November 15, 2014
► Customer Feedback: Customer Whitman from Nashua rated our communication as excellent, our product performance was good, and would recommend us to a friend. As far as what we do really well: “Friendly and very helpful. First time pool owner. Love the schools, workers take time to explain everything. Good job!!”
► New advertising and weekly specials start Sunday, November 16: Family Fun Specials. Department promotions continue from last week.
► We have a duplicate 8’ Radley on the floor with Marine Blue cloth on sale as a Floor Model. I prefer to sell that one, because Marine Blue cloth is discontinued.
► 100% of those replying to my question in the October 25 Gull News voted to use the Tip Jar to cover some of the cost for us to come back to the store after the Wrap Party. So we will.
► From Patrick: A reminder: all employees must check with the manager on duty before leaving at the end of your shift to make sure it is ok for you to leave.
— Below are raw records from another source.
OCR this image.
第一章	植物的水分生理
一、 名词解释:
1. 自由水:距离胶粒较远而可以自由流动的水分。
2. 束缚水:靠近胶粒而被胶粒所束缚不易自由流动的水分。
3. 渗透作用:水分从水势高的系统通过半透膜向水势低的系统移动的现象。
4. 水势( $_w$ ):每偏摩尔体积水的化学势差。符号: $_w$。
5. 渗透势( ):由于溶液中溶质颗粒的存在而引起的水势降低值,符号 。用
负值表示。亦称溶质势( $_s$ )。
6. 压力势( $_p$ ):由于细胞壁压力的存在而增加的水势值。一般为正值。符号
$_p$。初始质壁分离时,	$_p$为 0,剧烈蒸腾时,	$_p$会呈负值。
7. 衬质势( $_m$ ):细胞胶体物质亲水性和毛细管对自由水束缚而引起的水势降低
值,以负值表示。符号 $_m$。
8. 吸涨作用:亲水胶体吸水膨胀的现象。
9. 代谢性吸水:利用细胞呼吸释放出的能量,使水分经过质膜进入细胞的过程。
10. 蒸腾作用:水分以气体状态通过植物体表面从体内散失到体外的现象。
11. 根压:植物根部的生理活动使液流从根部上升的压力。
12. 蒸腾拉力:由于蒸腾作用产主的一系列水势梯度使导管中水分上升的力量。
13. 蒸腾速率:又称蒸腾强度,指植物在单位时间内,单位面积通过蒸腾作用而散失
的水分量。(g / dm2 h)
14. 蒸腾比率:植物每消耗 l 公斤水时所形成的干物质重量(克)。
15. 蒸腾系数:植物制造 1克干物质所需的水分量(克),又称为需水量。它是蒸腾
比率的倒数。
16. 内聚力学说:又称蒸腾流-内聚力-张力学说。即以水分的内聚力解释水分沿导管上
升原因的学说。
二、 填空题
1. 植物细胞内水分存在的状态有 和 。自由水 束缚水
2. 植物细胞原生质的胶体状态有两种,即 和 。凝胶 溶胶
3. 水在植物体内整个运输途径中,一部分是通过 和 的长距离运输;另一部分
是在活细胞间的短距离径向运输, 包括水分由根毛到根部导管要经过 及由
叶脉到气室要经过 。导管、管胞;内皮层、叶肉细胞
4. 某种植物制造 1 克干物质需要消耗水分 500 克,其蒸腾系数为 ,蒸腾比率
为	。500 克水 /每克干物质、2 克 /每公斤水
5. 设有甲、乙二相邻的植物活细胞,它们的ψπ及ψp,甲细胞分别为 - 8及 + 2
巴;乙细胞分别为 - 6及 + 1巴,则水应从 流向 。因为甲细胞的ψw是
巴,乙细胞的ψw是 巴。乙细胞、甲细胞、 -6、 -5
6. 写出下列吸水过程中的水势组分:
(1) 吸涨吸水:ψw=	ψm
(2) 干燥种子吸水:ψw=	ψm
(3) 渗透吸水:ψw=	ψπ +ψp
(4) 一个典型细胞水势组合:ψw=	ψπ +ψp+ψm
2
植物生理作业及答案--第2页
► Some of the 50 Funniest Jokes Ever Told: (The internet says that; not me.) (And I’m editing out the really bad ones.)
28. A group of chess enthusiasts checked into a hotel and were standing in the lobby discussing their recent tournament victories. After about an hour, the manager came out of the office and asked them to disperse. “But why?” they asked as they moved off. “Because,” he said “I can’t stand chess nuts boasting in an open foyer.
34. There was a man who entered a local paper’s pun contest. He sent in ten different puns in the hope that at least one of the puns would win. Unfortunately, no pun in ten did.
35. I went down to the local supermarket, I said “I want to make a complaint, this vinegar’s got lumps in it.” He said, “Those are pickled onions.”